Today, Mr. Rosenstein seems on more solid ground within the administration as he prepares to retire. Attorney General William P. Barr asked him to stay on to receive the 448-page Mueller report. It found no Trump conspiracy with Russia, but did provide the basis for possible obstruction of justice allegations against the president.

Mr. Rosenstein joined Mr. Barr in concluding the president’s actions during the probe didn’t amount to obstruction.

Still there are hard feelings in the Trump camp. John Dowd, the president’s former attorney, told The Washington Times that Mr. Rosenstein failed to give Mr. Trump or the White House counsel a heads-up on naming Mr. Mueller and has never explained why.

Mr.

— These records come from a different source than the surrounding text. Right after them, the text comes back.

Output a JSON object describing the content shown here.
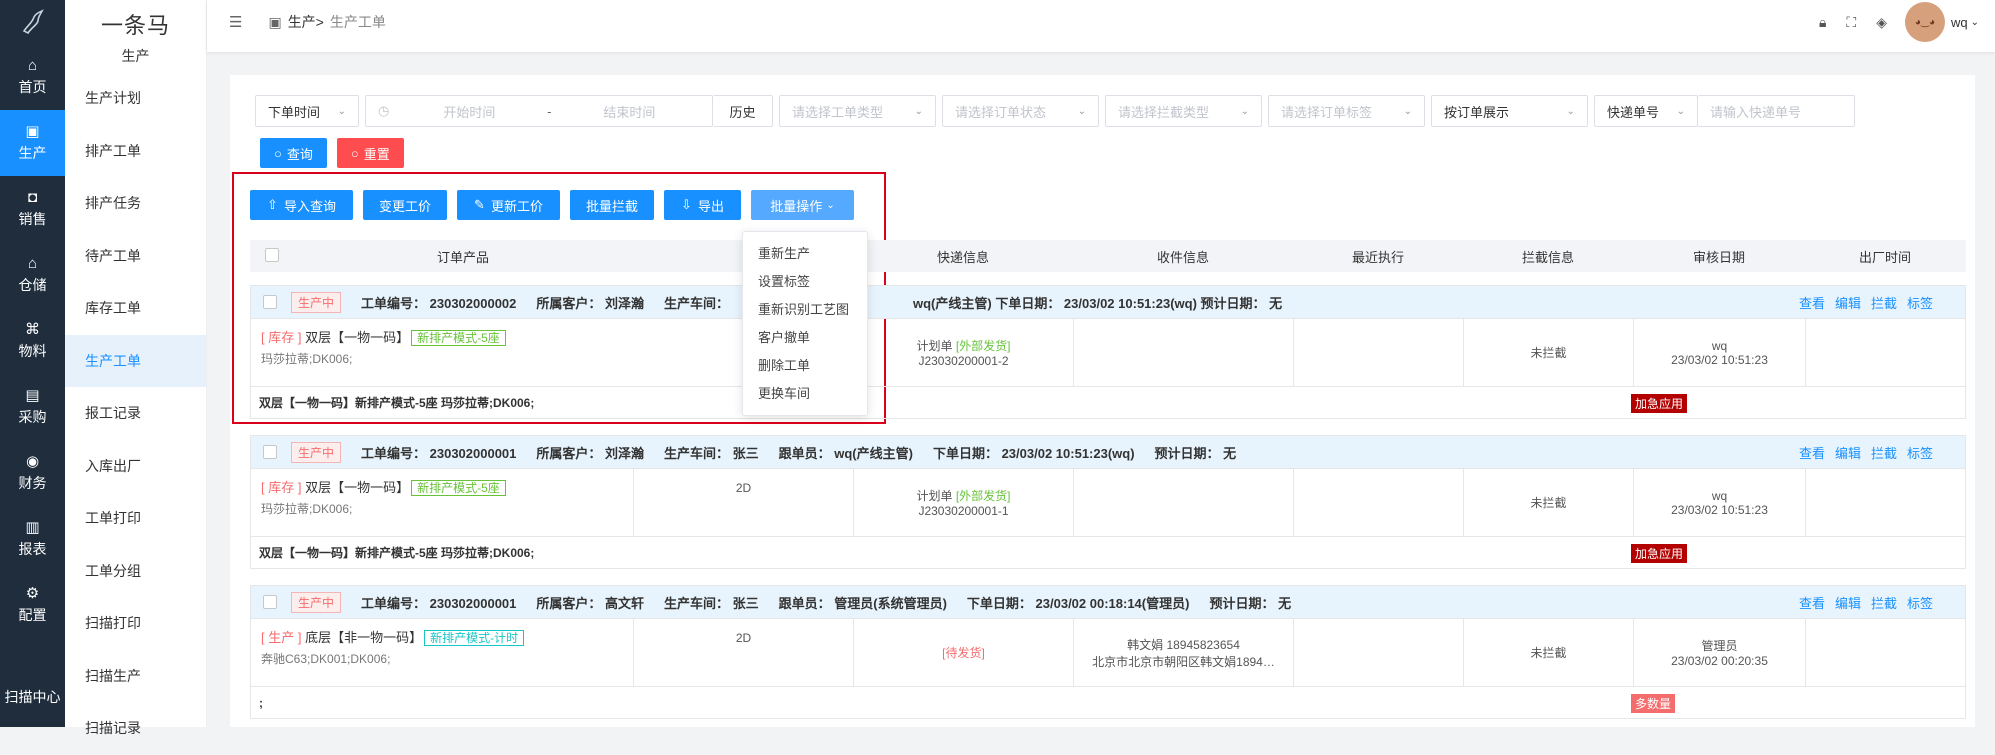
{
  "nav": {
    "items": [
      {
        "label": "首页",
        "icon": "home-icon",
        "glyph": "⌂"
      },
      {
        "label": "生产",
        "icon": "production-icon",
        "glyph": "▣"
      },
      {
        "label": "销售",
        "icon": "sales-icon",
        "glyph": "◘"
      },
      {
        "label": "仓储",
        "icon": "storage-icon",
        "glyph": "⌂"
      },
      {
        "label": "物料",
        "icon": "material-icon",
        "glyph": "⌘"
      },
      {
        "label": "采购",
        "icon": "purchase-icon",
        "glyph": "▤"
      },
      {
        "label": "财务",
        "icon": "finance-icon",
        "glyph": "◉"
      },
      {
        "label": "报表",
        "icon": "report-icon",
        "glyph": "▥"
      },
      {
        "label": "配置",
        "icon": "config-icon",
        "glyph": "⚙"
      }
    ],
    "scan_center": "扫描中心"
  },
  "side": {
    "brand": "一条马",
    "section": "生产",
    "items": [
      "生产计划",
      "排产工单",
      "排产任务",
      "待产工单",
      "库存工单",
      "生产工单",
      "报工记录",
      "入库出厂",
      "工单打印",
      "工单分组",
      "扫描打印",
      "扫描生产",
      "扫描记录"
    ]
  },
  "header": {
    "breadcrumb_root": "生产>",
    "breadcrumb_current": "生产工单",
    "user": "wq"
  },
  "filters": {
    "order_time": "下单时间",
    "start_placeholder": "开始时间",
    "sep": "-",
    "end_placeholder": "结束时间",
    "history": "历史",
    "work_type": "请选择工单类型",
    "order_status": "请选择订单状态",
    "intercept_type": "请选择拦截类型",
    "order_tag": "请选择订单标签",
    "display_by": "按订单展示",
    "express_no": "快递单号",
    "express_input_placeholder": "请输入快递单号",
    "query": "查询",
    "reset": "重置"
  },
  "actions": {
    "import_query": "导入查询",
    "change_price": "变更工价",
    "update_price": "更新工价",
    "batch_intercept": "批量拦截",
    "export": "导出",
    "batch_ops": "批量操作"
  },
  "dropdown": [
    "重新生产",
    "设置标签",
    "重新识别工艺图",
    "客户撤单",
    "删除工单",
    "更换车间"
  ],
  "columns": [
    "订单产品",
    "快递信息",
    "收件信息",
    "最近执行",
    "拦截信息",
    "审核日期",
    "出厂时间"
  ],
  "colors": {
    "primary": "#1890ff",
    "danger": "#ff4d4f",
    "nav_bg": "#1f2d3d",
    "urgent": "#b30000",
    "qty": "#f56c6c"
  },
  "orders": [
    {
      "status": "生产中",
      "header": [
        "工单编号： 230302000002",
        "所属客户： 刘泽瀚",
        "生产车间："
      ],
      "header_tail": "wq(产线主管)   下单日期： 23/03/02 10:51:23(wq)   预计日期： 无",
      "ops": [
        "查看",
        "编辑",
        "拦截",
        "标签"
      ],
      "stock": "[ 库存 ]",
      "product": "双层【一物一码】",
      "product_tag": "新排产模式-5座",
      "spec": "玛莎拉蒂;DK006;",
      "express_a": "计划单",
      "express_b": "[外部发货]",
      "express_no": "J23030200001-2",
      "intercept": "未拦截",
      "audit_user": "wq",
      "audit_time": "23/03/02 10:51:23",
      "footer": "双层【一物一码】新排产模式-5座 玛莎拉蒂;DK006;",
      "badge": "加急应用"
    },
    {
      "status": "生产中",
      "header": [
        "工单编号： 230302000001",
        "所属客户： 刘泽瀚",
        "生产车间： 张三",
        "跟单员： wq(产线主管)",
        "下单日期： 23/03/02 10:51:23(wq)",
        "预计日期： 无"
      ],
      "ops": [
        "查看",
        "编辑",
        "拦截",
        "标签"
      ],
      "stock": "[ 库存 ]",
      "product": "双层【一物一码】",
      "product_tag": "新排产模式-5座",
      "spec": "玛莎拉蒂;DK006;",
      "qty": "2D",
      "express_a": "计划单",
      "express_b": "[外部发货]",
      "express_no": "J23030200001-1",
      "intercept": "未拦截",
      "audit_user": "wq",
      "audit_time": "23/03/02 10:51:23",
      "footer": "双层【一物一码】新排产模式-5座 玛莎拉蒂;DK006;",
      "badge": "加急应用"
    },
    {
      "status": "生产中",
      "header": [
        "工单编号： 230302000001",
        "所属客户： 高文轩",
        "生产车间： 张三",
        "跟单员： 管理员(系统管理员)",
        "下单日期： 23/03/02 00:18:14(管理员)",
        "预计日期： 无"
      ],
      "ops": [
        "查看",
        "编辑",
        "拦截",
        "标签"
      ],
      "stock": "[ 生产 ]",
      "product": "底层【非一物一码】",
      "product_tag": "新排产模式-计时",
      "spec": "奔驰C63;DK001;DK006;",
      "qty": "2D",
      "express_pending": "[待发货]",
      "recv_a": "韩文娟 18945823654",
      "recv_b": "北京市北京市朝阳区韩文娟1894…",
      "intercept": "未拦截",
      "audit_user": "管理员",
      "audit_time": "23/03/02 00:20:35",
      "footer": ";",
      "badge": "多数量"
    }
  ]
}
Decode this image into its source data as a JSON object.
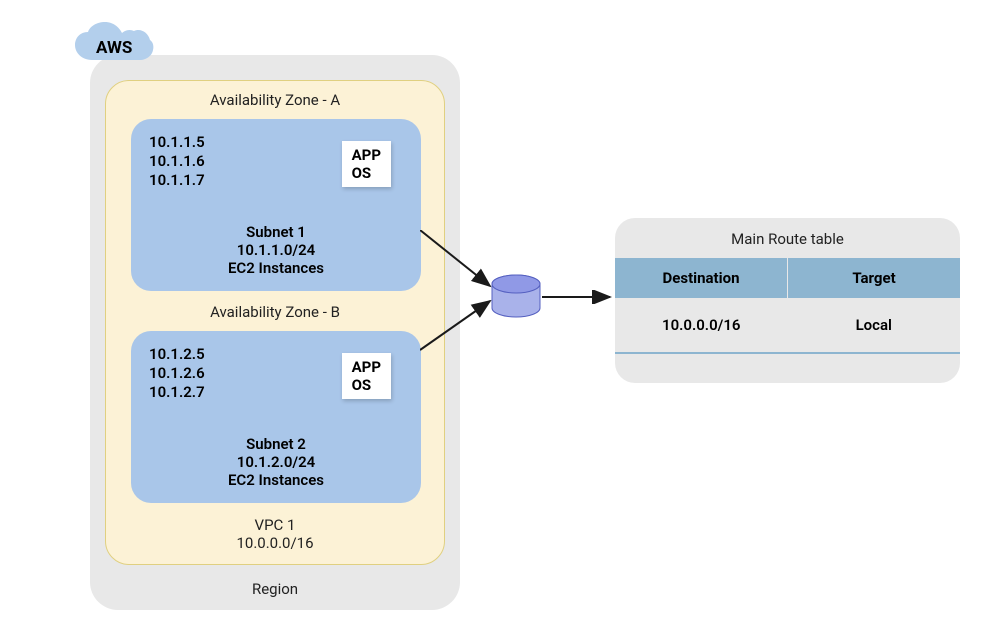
{
  "aws": {
    "label": "AWS"
  },
  "region": {
    "label": "Region"
  },
  "vpc": {
    "name": "VPC 1",
    "cidr": "10.0.0.0/16"
  },
  "azA": {
    "label": "Availability Zone - A"
  },
  "azB": {
    "label": "Availability Zone - B"
  },
  "subnet1": {
    "ips": [
      "10.1.1.5",
      "10.1.1.6",
      "10.1.1.7"
    ],
    "app_os_line1": "APP",
    "app_os_line2": "OS",
    "name": "Subnet 1",
    "cidr": "10.1.1.0/24",
    "instances": "EC2 Instances"
  },
  "subnet2": {
    "ips": [
      "10.1.2.5",
      "10.1.2.6",
      "10.1.2.7"
    ],
    "app_os_line1": "APP",
    "app_os_line2": "OS",
    "name": "Subnet 2",
    "cidr": "10.1.2.0/24",
    "instances": "EC2 Instances"
  },
  "routeTable": {
    "title": "Main Route table",
    "headers": {
      "destination": "Destination",
      "target": "Target"
    },
    "rows": [
      {
        "destination": "10.0.0.0/16",
        "target": "Local"
      }
    ]
  }
}
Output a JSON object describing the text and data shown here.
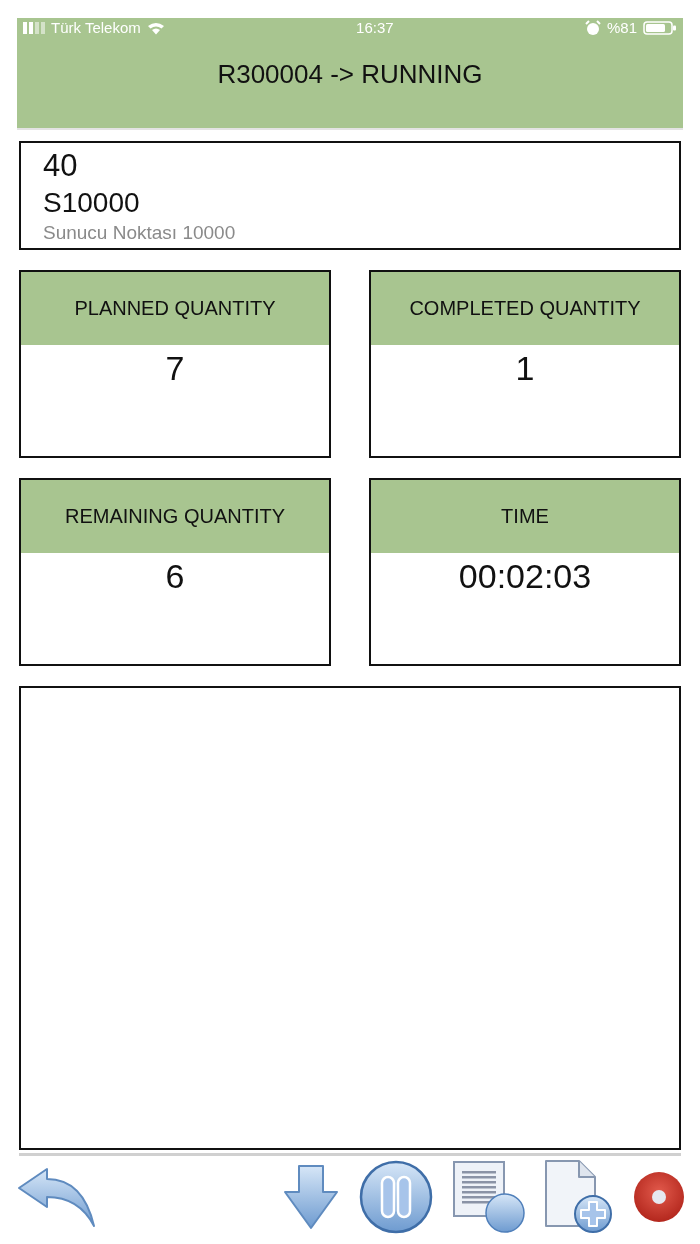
{
  "status_bar": {
    "carrier": "Türk Telekom",
    "time": "16:37",
    "battery": "%81"
  },
  "header": {
    "title": "R300004 -> RUNNING"
  },
  "operation": {
    "number": "40",
    "code": "S10000",
    "description": "Sunucu Noktası 10000"
  },
  "metrics": [
    {
      "label": "PLANNED QUANTITY",
      "value": "7"
    },
    {
      "label": "COMPLETED QUANTITY",
      "value": "1"
    },
    {
      "label": "REMAINING QUANTITY",
      "value": "6"
    },
    {
      "label": "TIME",
      "value": "00:02:03"
    }
  ],
  "toolbar": [
    {
      "kind": "back"
    },
    {
      "kind": "down"
    },
    {
      "kind": "pause"
    },
    {
      "kind": "report"
    },
    {
      "kind": "new"
    },
    {
      "kind": "stop"
    }
  ]
}
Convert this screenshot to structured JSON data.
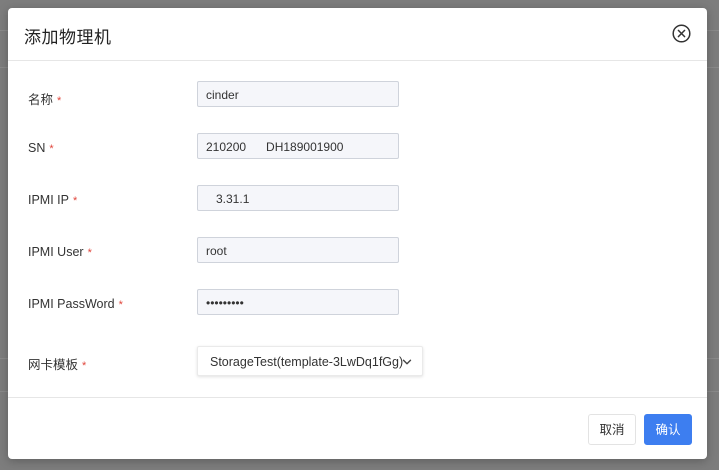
{
  "dialog": {
    "title": "添加物理机"
  },
  "form": {
    "name": {
      "label": "名称",
      "required": "*",
      "value": "cinder"
    },
    "sn": {
      "label": "SN",
      "required": "*",
      "value": "210200      DH189001900"
    },
    "ipmi_ip": {
      "label": "IPMI IP",
      "required": "*",
      "value": "   3.31.1       "
    },
    "ipmi_user": {
      "label": "IPMI User",
      "required": "*",
      "value": "root"
    },
    "ipmi_password": {
      "label": "IPMI PassWord",
      "required": "*",
      "value": "•••••••••"
    },
    "nic_template": {
      "label": "网卡模板",
      "required": "*",
      "value": "StorageTest(template-3LwDq1fGg)"
    }
  },
  "footer": {
    "cancel_label": "取消",
    "ok_label": "确认"
  },
  "colors": {
    "primary": "#3d7ef0",
    "required": "#e0443a"
  }
}
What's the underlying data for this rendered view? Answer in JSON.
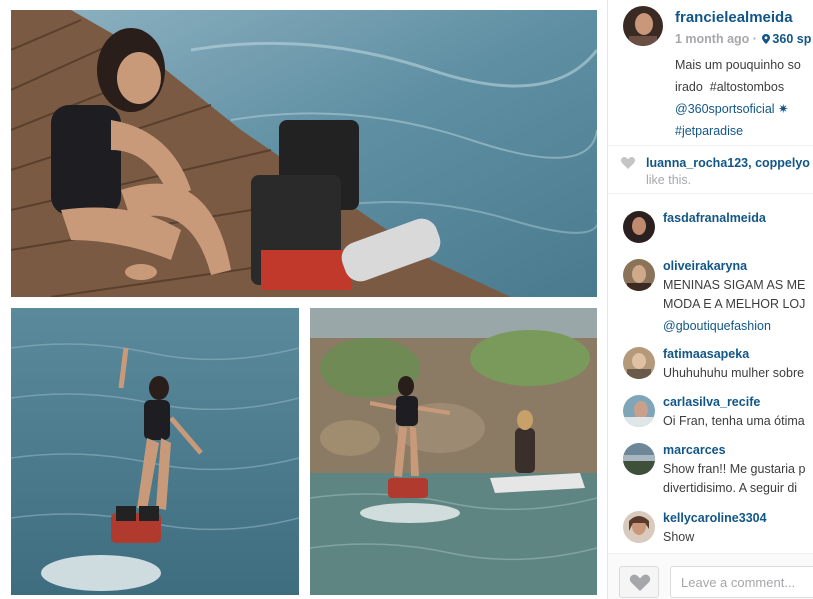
{
  "post": {
    "username": "francielealmeida",
    "time_ago": "1 month ago",
    "meta_separator": " · ",
    "location": "360 sp",
    "caption_lines": [
      {
        "text": "Mais um pouquinho so",
        "is_link": false
      },
      {
        "text": "irado ⁣⁣ #altostombos",
        "is_link": false
      },
      {
        "text": "@360sportsoficial ✷⁣⁣",
        "is_link": true
      },
      {
        "text": "#jetparadise",
        "is_link": false
      }
    ]
  },
  "likes": {
    "names": "luanna_rocha123, coppelyo",
    "tail": "like this."
  },
  "comments": [
    {
      "user": "fasdafranalmeida",
      "lines": [
        "⁣⁣⁣⁣"
      ]
    },
    {
      "user": "oliveirakaryna",
      "lines": [
        "MENINAS SIGAM AS ME",
        "MODA E A MELHOR LOJ",
        "@gboutiquefashion"
      ]
    },
    {
      "user": "fatimaasapeka",
      "lines": [
        "Uhuhuhuhu mulher sobre"
      ]
    },
    {
      "user": "carlasilva_recife",
      "lines": [
        "Oi Fran, tenha uma ótima"
      ]
    },
    {
      "user": "marcarces",
      "lines": [
        "Show fran!! Me gustaria p",
        "divertidisimo. A seguir di"
      ]
    },
    {
      "user": "kellycaroline3304",
      "lines": [
        "Show ⁣⁣⁣⁣"
      ]
    }
  ],
  "footer": {
    "comment_placeholder": "Leave a comment..."
  },
  "icons": {
    "location": "map-pin-icon",
    "likes_heart": "heart-icon",
    "like_button": "heart-outline-icon"
  },
  "colors": {
    "link": "#125688",
    "muted": "#a5a7aa",
    "text": "#3d3d3d"
  }
}
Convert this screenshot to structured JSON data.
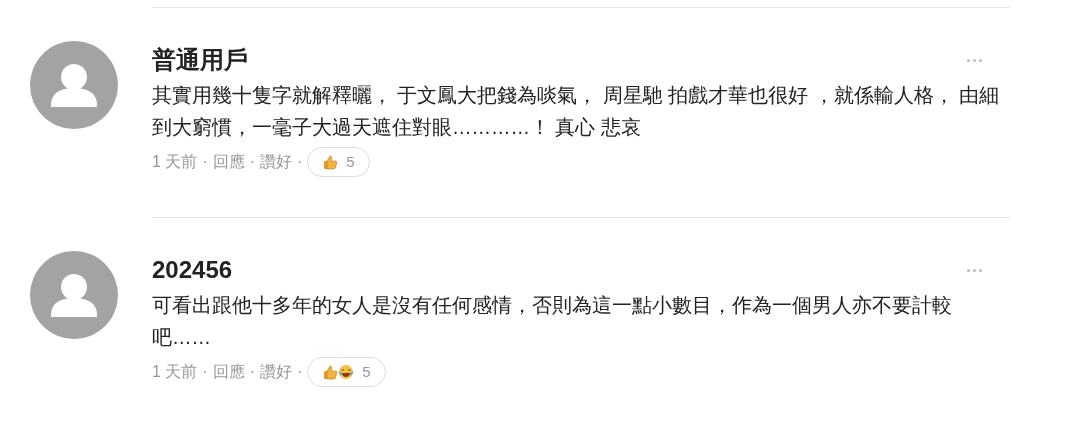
{
  "comments": [
    {
      "author": "普通用戶",
      "text": "其實用幾十隻字就解釋曬， 于文鳳大把錢為啖氣， 周星馳 拍戲才華也很好 ，就係輸人格， 由細到大窮慣，一毫子大過天遮住對眼…………！ 真心 悲哀",
      "time": "1 天前",
      "separator": "·",
      "reply": "回應",
      "like": "讚好",
      "reactions": [
        {
          "kind": "thumbs-up"
        }
      ],
      "count": "5"
    },
    {
      "author": "202456",
      "text": "可看出跟他十多年的女人是沒有任何感情，否則為這一點小數目，作為一個男人亦不要計較吧……",
      "time": "1 天前",
      "separator": "·",
      "reply": "回應",
      "like": "讚好",
      "reactions": [
        {
          "kind": "thumbs-up"
        },
        {
          "kind": "laughing"
        }
      ],
      "count": "5"
    }
  ]
}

Rosenstein spoke Thursday to the Armenian Bar Association’s Public Servants Dinner in New York as four current U.S. attorneys, some still investigating Trump associates, looked on. His wife is of Armenian descent.

Mr. Rosenstein seemed to address conservative critics of Mr. Mueller’s Democratic-aligned prosecutors when he said,

“I do not care how police officers, prosecutors, and judges vote, just as I do not care how soldiers and sailors vote. That is none of my business. I only care whether they understand that when they are on duty, their job is about law and not politics. There is no Republican justice and Democrat justice. There is only justice and injustice.”